Чего стоишь? Принеси сюда стулья, может, кто-то захочет сесть.
О, да, конечно! быстро согласился Уилсон и направился в сторону маленькой конторы, мгновенно смешавшись с цементным цветом стен. Белая зольная пыль покрывала его темный костюм и светлые волосы, как, собственно, и все вокруг, кроме его жены, которая в этот момент подошла очень близко к Тому.
Я хочу тебя видеть, сказал Том напряженным голосом. Садись на следующий поезд и приезжай.
Хорошо.
Я буду ждать тебя у газетного киоска в нижнем ярусе.
Она кивнула и отошла от него как раз в тот момент, когда из двери конторы появился Джордж Уилсон с двумя стульями в руках.
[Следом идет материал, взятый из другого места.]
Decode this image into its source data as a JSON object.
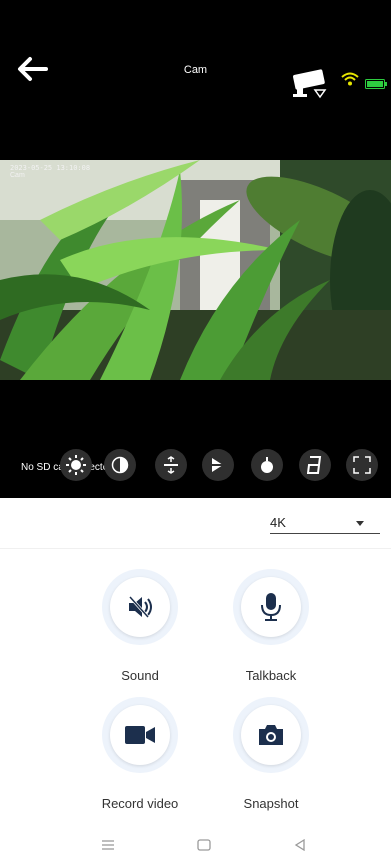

Мы ждали ее на дороге в неприметном месте. Это было за несколько дней до Четвертого июля, и серый, сухопарый итальянский мальчик устанавливал петарды в ряд вдоль железнодорожного полотна.
Ужасное здесь место, не правда ли? сказал Том, обменявшись хмурым взглядом с Доктором Экльбергом.
Жуткое.
Ей лучше, когда она уезжает отсюда.
Разве муж ее не возражает?
Кто, Уилсон? Он думает, что она ездит в Нью-Йорк к своей сестре. Он настолько тупой, что даже не знает, что он живой.
Так Том Бьюкенен со своей девушкой и я вместе приехали в Нью-Йорк или не совсем вместе, поскольку миссис Уилсон села для скромности в другой вагон: до такой степени Том снисходил к чувствам тех жителей Ист-Эгга, которые могли быть в поезде вместе с ним.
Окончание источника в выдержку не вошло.